Эй, прячьтесь! - Сая Казис Казисович - Страница 14


Изменить размер шрифта:

14

– Покажите – где! Сейчас я его! – вполголоса крикнул Джим.

– Не вспугни его, не стреляй!.. – взмолилась Януте. – Я еще никогда не слышала соловья.

Голос у нее был беспомощный и милый – «как заячья капустка», – подумал Гедрюс, и он вдруг почувствовал, что никогда не представится лучшего случая помириться с Микасом-Разбойником.

– Давайте бросим эти палки! – громко сказал он и шагнул к дубу, под которым только что мигал огонек.

– Стой! Руки вверх! – скомандовал Джим.

– А ну-ка, отойди, – смело заявила Расяле. – Не ты командир. Где Микас-Разбойник?

– Я тут… – миролюбиво откликнулся Микас. – А что вы так поздно здесь делаете?

– Мы соловья слушаем…

– Соловья? С палками?..

– Посмотрите, мои очки! – вдруг воскликнул Гедрюс. – Как они тут оказались?
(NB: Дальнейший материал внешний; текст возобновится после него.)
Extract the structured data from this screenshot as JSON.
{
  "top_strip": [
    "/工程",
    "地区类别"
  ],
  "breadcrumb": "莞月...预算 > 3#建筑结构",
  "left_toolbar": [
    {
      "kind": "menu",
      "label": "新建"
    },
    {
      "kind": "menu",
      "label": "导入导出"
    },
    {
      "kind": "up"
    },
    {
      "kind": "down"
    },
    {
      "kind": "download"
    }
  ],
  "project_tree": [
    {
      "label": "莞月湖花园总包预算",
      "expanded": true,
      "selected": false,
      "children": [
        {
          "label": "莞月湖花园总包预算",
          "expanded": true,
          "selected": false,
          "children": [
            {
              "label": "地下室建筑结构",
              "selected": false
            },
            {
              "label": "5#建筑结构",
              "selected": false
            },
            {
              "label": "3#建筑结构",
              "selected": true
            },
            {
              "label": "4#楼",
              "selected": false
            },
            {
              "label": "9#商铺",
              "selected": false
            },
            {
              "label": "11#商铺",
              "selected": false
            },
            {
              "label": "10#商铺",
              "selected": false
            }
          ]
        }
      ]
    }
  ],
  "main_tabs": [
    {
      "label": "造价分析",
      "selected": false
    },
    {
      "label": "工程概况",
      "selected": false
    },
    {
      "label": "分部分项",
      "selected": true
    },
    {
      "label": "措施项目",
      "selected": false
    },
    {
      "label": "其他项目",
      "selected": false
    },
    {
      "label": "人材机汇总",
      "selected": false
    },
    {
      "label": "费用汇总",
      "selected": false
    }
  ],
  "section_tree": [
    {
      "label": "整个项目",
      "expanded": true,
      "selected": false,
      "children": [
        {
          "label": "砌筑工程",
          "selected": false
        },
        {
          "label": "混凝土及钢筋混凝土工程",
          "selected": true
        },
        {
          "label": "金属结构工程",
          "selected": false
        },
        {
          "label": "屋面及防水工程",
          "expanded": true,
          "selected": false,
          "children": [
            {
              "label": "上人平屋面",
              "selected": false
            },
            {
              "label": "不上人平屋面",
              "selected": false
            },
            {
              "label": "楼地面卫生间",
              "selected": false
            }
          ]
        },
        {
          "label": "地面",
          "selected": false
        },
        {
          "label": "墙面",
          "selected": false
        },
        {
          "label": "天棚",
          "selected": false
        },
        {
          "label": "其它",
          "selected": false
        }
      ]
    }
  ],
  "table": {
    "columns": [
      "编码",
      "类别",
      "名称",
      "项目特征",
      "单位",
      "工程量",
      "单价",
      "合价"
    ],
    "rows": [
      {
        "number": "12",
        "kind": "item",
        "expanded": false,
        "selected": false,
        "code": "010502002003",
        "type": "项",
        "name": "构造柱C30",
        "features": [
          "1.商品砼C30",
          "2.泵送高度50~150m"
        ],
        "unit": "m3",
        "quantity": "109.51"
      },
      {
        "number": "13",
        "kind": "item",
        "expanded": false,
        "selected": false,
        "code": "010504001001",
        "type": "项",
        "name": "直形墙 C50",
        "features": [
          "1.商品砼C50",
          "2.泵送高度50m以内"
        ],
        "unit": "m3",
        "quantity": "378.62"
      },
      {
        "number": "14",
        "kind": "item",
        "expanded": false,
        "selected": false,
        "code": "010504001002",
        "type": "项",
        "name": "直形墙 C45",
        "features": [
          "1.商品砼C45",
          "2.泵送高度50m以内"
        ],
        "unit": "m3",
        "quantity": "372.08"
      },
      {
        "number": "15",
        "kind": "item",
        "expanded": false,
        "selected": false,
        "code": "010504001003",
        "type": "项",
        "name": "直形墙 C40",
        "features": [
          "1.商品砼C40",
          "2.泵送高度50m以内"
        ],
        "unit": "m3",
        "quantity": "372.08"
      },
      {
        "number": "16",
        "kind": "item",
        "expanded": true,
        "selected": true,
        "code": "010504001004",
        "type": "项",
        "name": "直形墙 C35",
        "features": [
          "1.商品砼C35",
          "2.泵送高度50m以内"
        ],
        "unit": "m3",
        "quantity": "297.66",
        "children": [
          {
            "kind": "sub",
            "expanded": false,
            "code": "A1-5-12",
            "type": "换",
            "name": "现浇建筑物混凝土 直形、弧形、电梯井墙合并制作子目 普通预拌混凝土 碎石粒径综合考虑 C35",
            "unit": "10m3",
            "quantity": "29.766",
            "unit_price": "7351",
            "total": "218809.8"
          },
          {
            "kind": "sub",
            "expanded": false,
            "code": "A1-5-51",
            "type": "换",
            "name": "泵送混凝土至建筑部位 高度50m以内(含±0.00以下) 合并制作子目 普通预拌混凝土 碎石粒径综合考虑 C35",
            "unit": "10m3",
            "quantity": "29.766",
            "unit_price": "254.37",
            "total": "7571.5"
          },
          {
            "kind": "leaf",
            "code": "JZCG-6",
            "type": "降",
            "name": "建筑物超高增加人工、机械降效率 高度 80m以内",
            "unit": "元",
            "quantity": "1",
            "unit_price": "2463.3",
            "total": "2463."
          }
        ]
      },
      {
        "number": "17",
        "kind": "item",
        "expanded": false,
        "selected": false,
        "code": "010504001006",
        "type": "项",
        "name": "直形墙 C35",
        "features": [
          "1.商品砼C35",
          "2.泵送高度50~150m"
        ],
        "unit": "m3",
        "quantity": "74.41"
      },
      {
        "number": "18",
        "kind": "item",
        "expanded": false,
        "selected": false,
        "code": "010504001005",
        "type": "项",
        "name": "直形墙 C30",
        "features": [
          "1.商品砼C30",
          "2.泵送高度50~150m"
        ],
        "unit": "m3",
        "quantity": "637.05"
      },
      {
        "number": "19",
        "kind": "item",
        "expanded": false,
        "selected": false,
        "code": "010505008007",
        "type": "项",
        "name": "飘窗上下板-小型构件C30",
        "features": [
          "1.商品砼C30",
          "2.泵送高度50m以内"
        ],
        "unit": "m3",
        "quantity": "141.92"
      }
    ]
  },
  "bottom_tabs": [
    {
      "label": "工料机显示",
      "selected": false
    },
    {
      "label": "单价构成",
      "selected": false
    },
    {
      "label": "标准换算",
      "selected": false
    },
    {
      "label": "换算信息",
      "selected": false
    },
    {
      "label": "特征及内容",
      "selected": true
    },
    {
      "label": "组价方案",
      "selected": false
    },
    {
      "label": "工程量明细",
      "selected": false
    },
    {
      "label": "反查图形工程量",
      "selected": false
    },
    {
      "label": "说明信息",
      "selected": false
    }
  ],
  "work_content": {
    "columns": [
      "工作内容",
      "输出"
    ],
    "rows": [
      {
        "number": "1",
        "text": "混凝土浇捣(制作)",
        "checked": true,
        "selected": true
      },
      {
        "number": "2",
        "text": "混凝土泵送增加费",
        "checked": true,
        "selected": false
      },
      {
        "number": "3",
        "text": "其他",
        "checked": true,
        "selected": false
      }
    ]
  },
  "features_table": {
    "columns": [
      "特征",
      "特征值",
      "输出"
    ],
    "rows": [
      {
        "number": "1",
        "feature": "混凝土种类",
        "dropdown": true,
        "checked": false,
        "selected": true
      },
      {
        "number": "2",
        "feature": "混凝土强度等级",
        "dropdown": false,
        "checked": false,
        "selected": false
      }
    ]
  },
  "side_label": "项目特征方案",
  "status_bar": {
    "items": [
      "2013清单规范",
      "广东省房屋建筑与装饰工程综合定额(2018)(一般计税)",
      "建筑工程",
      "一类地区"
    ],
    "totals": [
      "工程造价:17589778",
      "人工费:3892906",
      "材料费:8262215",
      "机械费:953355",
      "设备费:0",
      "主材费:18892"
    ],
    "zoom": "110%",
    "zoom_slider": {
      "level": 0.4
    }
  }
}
– Ага, они самые, – подойдя, подтвердил Микас. – Значит, это стекла блестели в лунном свете, а мы-то думали, что вы костер развели.

Очки были теплые и приятно щекотали переносицу. Взглянув вниз, Гедрюс увидел шестерых крохотных человечков. Запрокинув головы, со слезами на глазах они нетерпеливо ждали – увидит он их или нет.

В этот напряженный миг даже соловей примолк.

– Что с тобой, Гедрюс? – спросила Расяле. – Что ты увидел?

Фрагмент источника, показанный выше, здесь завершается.